Epsilon gate
A convergence threshold (eps) used as a hard pass/fail gate - and the silent failure it causes when the same code runs on different hardware.
An epsilon gate is a pass/fail check built around a number that’s supposed to be almost
zero. Many iterative algorithms stop when some error measure drops below a tiny threshold called
epsilon (often written eps, a value like 0.002): close enough, declare success, hand back
the answer. The trouble starts when the code treats that threshold as a hard gate, returning a
result only if the error makes it under epsilon. Anything that lands a hair short gets thrown
away, even when it’s a perfectly good answer.
That’s fine until the arithmetic shifts underneath it. The same computation run on a different
backend, CUDA
versus MPS
versus the CPU, will not produce bit-identical numbers, because
floating-point precision
and the order of operations differ from one machine to the next. A search that used
gradient descent
to reach 0.0019 on the GPU it was tuned for might settle at 0.0021
somewhere else: the same quality of answer, missing the gate by a rounding error. If epsilon was
hardcoded for one machine, the program can silently produce nothing on another. No crash, no
warning, just an empty output folder and a confusing afternoon.
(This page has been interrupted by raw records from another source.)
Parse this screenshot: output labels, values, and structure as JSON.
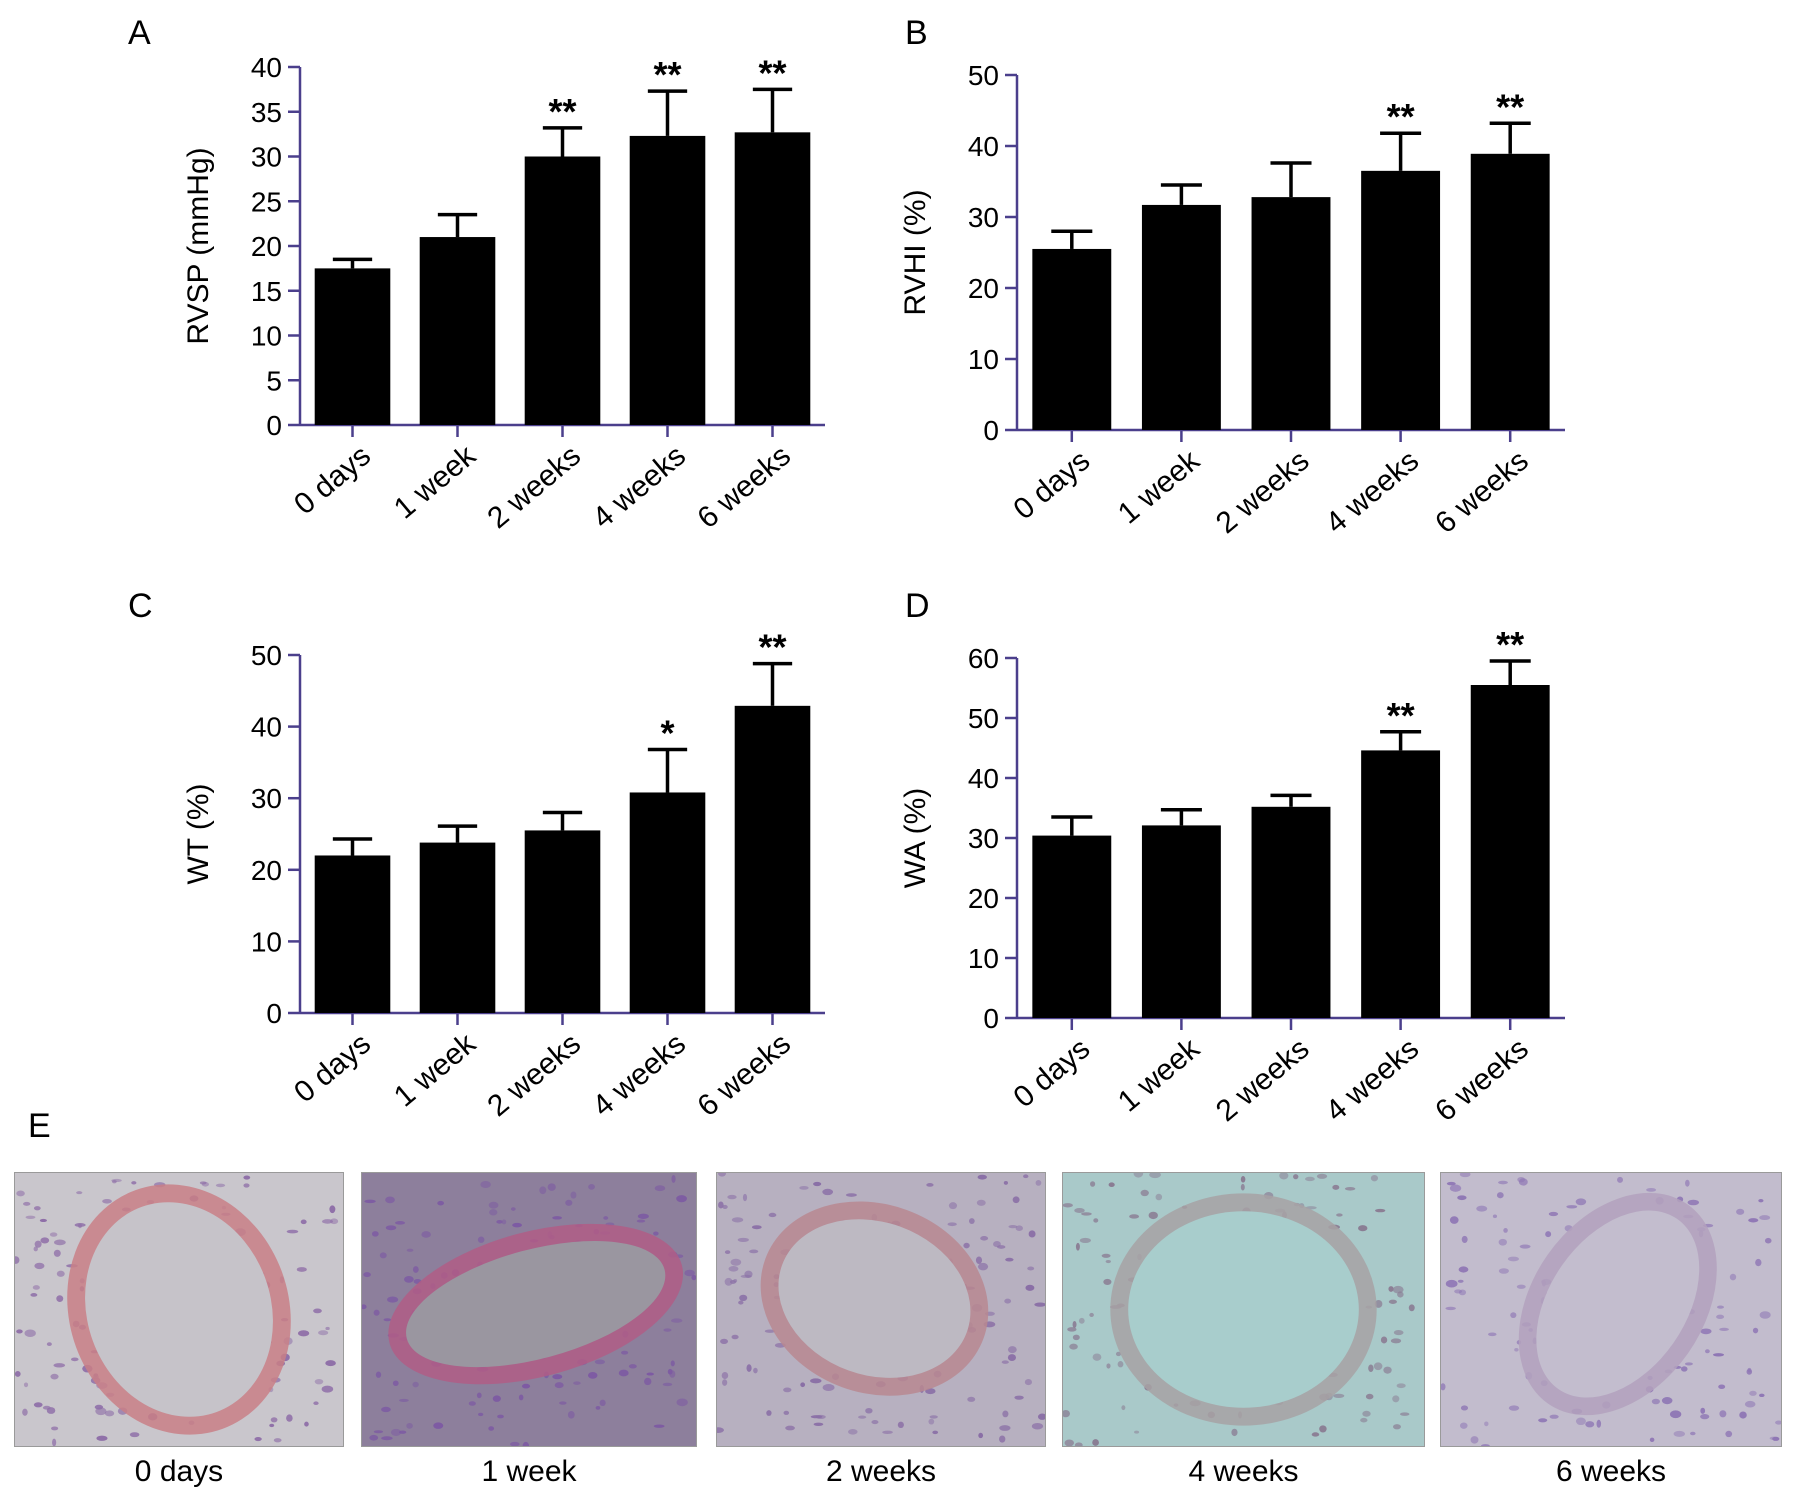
{
  "panel_letters": {
    "a": "A",
    "b": "B",
    "c": "C",
    "d": "D",
    "e": "E"
  },
  "chart_data": [
    {
      "type": "bar",
      "panel": "A",
      "categories": [
        "0 days",
        "1 week",
        "2 weeks",
        "4 weeks",
        "6 weeks"
      ],
      "values": [
        17.5,
        21.0,
        30.0,
        32.3,
        32.7
      ],
      "errors": [
        1.0,
        2.5,
        3.2,
        5.0,
        4.8
      ],
      "significance": [
        "",
        "",
        "**",
        "**",
        "**"
      ],
      "title": "",
      "xlabel": "",
      "ylabel": "RVSP (mmHg)",
      "ylim": [
        0,
        40
      ],
      "yticks": [
        0,
        5,
        10,
        15,
        20,
        25,
        30,
        35,
        40
      ],
      "bar_color": "#000000",
      "axis_color": "#4b3f8c",
      "grid": false,
      "legend": "none"
    },
    {
      "type": "bar",
      "panel": "B",
      "categories": [
        "0 days",
        "1 week",
        "2 weeks",
        "4 weeks",
        "6 weeks"
      ],
      "values": [
        25.5,
        31.7,
        32.8,
        36.5,
        38.9
      ],
      "errors": [
        2.5,
        2.8,
        4.8,
        5.3,
        4.3
      ],
      "significance": [
        "",
        "",
        "",
        "**",
        "**"
      ],
      "title": "",
      "xlabel": "",
      "ylabel": "RVHI (%)",
      "ylim": [
        0,
        50
      ],
      "yticks": [
        0,
        10,
        20,
        30,
        40,
        50
      ],
      "bar_color": "#000000",
      "axis_color": "#4b3f8c",
      "grid": false,
      "legend": "none"
    },
    {
      "type": "bar",
      "panel": "C",
      "categories": [
        "0 days",
        "1 week",
        "2 weeks",
        "4 weeks",
        "6 weeks"
      ],
      "values": [
        22.0,
        23.8,
        25.5,
        30.8,
        42.9
      ],
      "errors": [
        2.3,
        2.3,
        2.5,
        6.0,
        5.9
      ],
      "significance": [
        "",
        "",
        "",
        "*",
        "**"
      ],
      "title": "",
      "xlabel": "",
      "ylabel": "WT (%)",
      "ylim": [
        0,
        50
      ],
      "yticks": [
        0,
        10,
        20,
        30,
        40,
        50
      ],
      "bar_color": "#000000",
      "axis_color": "#4b3f8c",
      "grid": false,
      "legend": "none"
    },
    {
      "type": "bar",
      "panel": "D",
      "categories": [
        "0 days",
        "1 week",
        "2 weeks",
        "4 weeks",
        "6 weeks"
      ],
      "values": [
        30.4,
        32.1,
        35.2,
        44.6,
        55.5
      ],
      "errors": [
        3.1,
        2.6,
        1.9,
        3.1,
        4.0
      ],
      "significance": [
        "",
        "",
        "",
        "**",
        "**"
      ],
      "title": "",
      "xlabel": "",
      "ylabel": "WA (%)",
      "ylim": [
        0,
        60
      ],
      "yticks": [
        0,
        10,
        20,
        30,
        40,
        50,
        60
      ],
      "bar_color": "#000000",
      "axis_color": "#4b3f8c",
      "grid": false,
      "legend": "none"
    }
  ],
  "micrographs": [
    {
      "caption": "0 days",
      "bg": "#c9c6cc",
      "tissue": "#8f6fa8",
      "wall": "#c97f86",
      "lumen": "#c6c3c9"
    },
    {
      "caption": "1 week",
      "bg": "#8d7f9c",
      "tissue": "#7d5aa3",
      "wall": "#b05d86",
      "lumen": "#9a96a0"
    },
    {
      "caption": "2 weeks",
      "bg": "#b7b0c0",
      "tissue": "#8a6fa6",
      "wall": "#b98890",
      "lumen": "#bdb9c2"
    },
    {
      "caption": "4 weeks",
      "bg": "#a9c9c9",
      "tissue": "#8a7c93",
      "wall": "#a7a2a4",
      "lumen": "#a8cdcc"
    },
    {
      "caption": "6 weeks",
      "bg": "#c2bccd",
      "tissue": "#8f77b5",
      "wall": "#b3a1bd",
      "lumen": "#c3bdce"
    }
  ]
}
The fix is to stop treating epsilon as a publication gate and treat it as a stopping hint: keep going until the error is under the threshold or you run out of steps, then always return the best result the run actually found. Epsilon decides when to stop looking, not whether the answer is allowed to exist. A hardcoded convergence threshold is a close cousin of any magic number tuned on one setup, the kind of buried assumption that turns into a silent failure the moment the ground moves: a new GPU, a different floating-point precision , a fresh library version.